Cozy up on cold winter evenings with this Tourtière recipe.
To Make the Filling:
Slick a 12” skillet with grapeseed oil and, over medium-high heat, begin browning the meat. Add onion and garlic and continue to cook until most of the liquid has evaporated.
Add carrots, celery, mushrooms, potato and spices, and season with a little salt and pepper. Stir mixture to evenly incorporate spices. Cook for 1-2 minutes, then turn heat down to medium and add beef stock.
Cook all ingredients until the vegetables are tender and almost all the liquid has evaporated. Stir in breadcrumbs and transfer mixture to a rimmed baking sheet to cool completely before assembling the pie.
To Make Dough and Assemble Pie:
Combine flour and salt, then, using a pastry cutter, cut in the shortening to approximately the size of peas.

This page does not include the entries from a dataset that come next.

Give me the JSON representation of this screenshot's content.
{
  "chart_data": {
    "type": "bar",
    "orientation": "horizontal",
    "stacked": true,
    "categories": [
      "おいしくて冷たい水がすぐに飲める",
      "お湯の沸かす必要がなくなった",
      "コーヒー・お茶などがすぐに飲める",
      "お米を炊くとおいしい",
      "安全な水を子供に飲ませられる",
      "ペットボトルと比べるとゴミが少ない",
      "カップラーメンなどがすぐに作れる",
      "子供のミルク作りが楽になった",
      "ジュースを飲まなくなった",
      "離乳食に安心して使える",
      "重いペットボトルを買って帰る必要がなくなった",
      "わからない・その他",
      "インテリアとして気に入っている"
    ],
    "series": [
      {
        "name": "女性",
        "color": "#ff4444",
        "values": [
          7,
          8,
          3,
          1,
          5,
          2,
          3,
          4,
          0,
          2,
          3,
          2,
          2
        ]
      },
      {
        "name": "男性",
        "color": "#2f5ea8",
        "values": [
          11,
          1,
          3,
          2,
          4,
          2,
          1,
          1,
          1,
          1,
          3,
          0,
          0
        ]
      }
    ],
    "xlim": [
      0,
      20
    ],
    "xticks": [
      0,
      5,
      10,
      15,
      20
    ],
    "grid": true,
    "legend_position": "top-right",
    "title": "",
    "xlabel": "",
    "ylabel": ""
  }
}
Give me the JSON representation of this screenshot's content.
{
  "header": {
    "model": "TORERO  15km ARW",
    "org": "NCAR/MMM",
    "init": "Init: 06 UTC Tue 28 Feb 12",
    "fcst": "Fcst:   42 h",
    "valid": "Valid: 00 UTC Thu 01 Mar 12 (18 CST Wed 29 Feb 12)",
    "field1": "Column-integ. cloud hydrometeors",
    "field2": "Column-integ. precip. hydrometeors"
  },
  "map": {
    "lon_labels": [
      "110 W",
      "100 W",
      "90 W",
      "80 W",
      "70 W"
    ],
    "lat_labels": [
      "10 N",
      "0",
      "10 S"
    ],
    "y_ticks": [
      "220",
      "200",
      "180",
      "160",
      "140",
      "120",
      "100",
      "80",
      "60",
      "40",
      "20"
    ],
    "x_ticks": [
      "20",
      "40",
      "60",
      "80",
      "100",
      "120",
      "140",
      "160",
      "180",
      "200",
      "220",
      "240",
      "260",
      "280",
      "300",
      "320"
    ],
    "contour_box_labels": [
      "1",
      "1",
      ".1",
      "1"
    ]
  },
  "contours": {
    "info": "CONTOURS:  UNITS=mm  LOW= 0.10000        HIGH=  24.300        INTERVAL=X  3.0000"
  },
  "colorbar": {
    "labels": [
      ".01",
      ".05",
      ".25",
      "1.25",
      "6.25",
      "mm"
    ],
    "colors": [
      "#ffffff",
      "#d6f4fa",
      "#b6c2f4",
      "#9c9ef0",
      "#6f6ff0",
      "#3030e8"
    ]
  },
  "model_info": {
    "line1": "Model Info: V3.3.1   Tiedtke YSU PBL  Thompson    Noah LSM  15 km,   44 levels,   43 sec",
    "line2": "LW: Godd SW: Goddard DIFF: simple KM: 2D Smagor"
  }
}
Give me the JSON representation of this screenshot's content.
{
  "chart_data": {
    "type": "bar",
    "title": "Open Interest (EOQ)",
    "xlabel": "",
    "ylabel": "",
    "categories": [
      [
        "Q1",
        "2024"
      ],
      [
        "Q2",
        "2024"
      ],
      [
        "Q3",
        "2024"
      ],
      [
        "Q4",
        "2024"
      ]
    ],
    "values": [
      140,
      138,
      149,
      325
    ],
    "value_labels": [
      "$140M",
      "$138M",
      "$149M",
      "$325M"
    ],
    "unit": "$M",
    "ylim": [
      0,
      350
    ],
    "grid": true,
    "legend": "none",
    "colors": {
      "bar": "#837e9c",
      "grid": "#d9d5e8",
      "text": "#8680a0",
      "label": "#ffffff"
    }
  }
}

Stir in orange juice using a spatula, then bring the dough together using your hands.
Turn the dough out onto a work surface and continue to work it with your hands until it just comes together. Do not overwork dough.
Divide dough into 2 equal pieces and shape into rounds. On a lightly floured surface, roll out one piece of dough until it is 1” wider than the pie dish.
Fold round of dough in half then in half again, and place centre point in pie dish and unfold. Trim edges of dough and brush with some of the beaten egg. Set aside.
Add 2 cups of the cooled filling to the pie shell.
Roll out another piece of dough the same way as the previous and place on top of the filling, trimming the edges of the dough. Pinch dough together and flute edges with fingers. Cut 4 slits in the top of the dough and brush with egg wash.
If desired, create decorations with excess dough and place on top of pie, finishing them with another brushing of egg wash.
Bake at 375°F for 30 minutes or until crust is golden brown.